An alternative to those traditional parenting practices are responsive feeding and responsive parenting, he explained. “Responsive feeding and parenting requires prompt, developmentally appropriate responses to a child’s behaviors including hunger and satiety cues.”
In other studies, RP has been shown to foster cognitive, social, and emotional development. “The question we had was: Can responsive parenting reduce obesity risk?” he said.
The INSIGHT (Intervention Nurses Start Infants Growing on Healthy Trajectories) study is an ongoing, randomized clinical trial started in January 2012 comparing an RP intervention designed to prevent childhood obesity with a safety control, with the interventions matched on intensity and length.
Parent-child dyads were randomized 2 weeks after birth and were told that the purpose of the study was “to see if nurse visits to your home during your baby’s infancy can improve your ability to either respond to your child’s cues related to feeding and fussiness or improve your ability to provide a safe environment for your child and prevent injuries.”
A total of 279 primiparous mother-newborn dyads were studied. Most were white (89%) and non-Hispanic (94%), and the majority were married (75%). Mean prepregnancy BMI was 25.5 kg/m2.
“We chose first-time mothers because we thought they were more likely to listen to the parenting advice that we had to offer,” said Dr. Paul.

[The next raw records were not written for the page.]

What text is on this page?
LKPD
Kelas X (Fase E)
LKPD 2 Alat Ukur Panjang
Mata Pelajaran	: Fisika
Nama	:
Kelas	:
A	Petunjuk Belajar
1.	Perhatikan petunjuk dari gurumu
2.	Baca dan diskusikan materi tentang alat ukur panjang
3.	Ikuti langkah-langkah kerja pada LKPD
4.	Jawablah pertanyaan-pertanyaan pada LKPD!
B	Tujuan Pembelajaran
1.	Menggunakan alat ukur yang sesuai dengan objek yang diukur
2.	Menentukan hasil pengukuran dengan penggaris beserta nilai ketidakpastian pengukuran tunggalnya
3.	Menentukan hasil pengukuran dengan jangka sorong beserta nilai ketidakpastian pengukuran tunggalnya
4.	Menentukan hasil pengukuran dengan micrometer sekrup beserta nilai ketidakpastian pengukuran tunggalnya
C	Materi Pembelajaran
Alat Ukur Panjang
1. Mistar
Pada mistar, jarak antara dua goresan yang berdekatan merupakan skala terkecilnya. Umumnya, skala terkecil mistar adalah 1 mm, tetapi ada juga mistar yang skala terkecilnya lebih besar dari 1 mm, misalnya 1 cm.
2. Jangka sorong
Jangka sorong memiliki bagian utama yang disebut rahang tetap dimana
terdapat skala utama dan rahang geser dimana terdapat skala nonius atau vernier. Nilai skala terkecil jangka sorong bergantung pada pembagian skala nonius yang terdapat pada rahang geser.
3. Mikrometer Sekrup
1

INSIGHT’s curriculum focused on RP in domains of infant feeding, sleep, interactive play, and emotion regulation. “We tried to promote self-regulation by setting limits but still being responsive in a variety of behavior domains,” Dr. Paul said. “So, for example…, for feeding we talked about exposure to healthy foods, shared feeding responsibility, for those that were bottle feeding we gave tips on size of bottle appropriate for the child and also not using bottle finishing practices. In the emotional and social regulation domain, we talked about alternatives to food to soothe, and emphasized embracing each child’s temperament and how to respond to different temperaments.”
Dr. Paul reported no conflicts of interest. INSIGHT is supported by National Institute of Diabetes and Digestive and Kidney Diseases research grants, with additional support from the Children’s Miracle Network at Penn State Children’s Hospital.
REPORTING FROM PAS 2018
Key clinical point:
Major finding: For the primary outcome of body mass index z score at 3 years, a significant difference favoring the responsive parenting intervention was seen (–0.13 vs. 0.15 for controls; absolute difference, –0.28; P = .04).
Study details: A randomized clinical trial including 279 mother-newborn dyads.
Disclosures: Dr. Paul reported no conflicts of interest. INSIGHT is supported by National Institute of Diabetes and Digestive and Kidney Diseases research grants, with additional support from the Children’s Miracle Network at Penn State Children’s Hospital.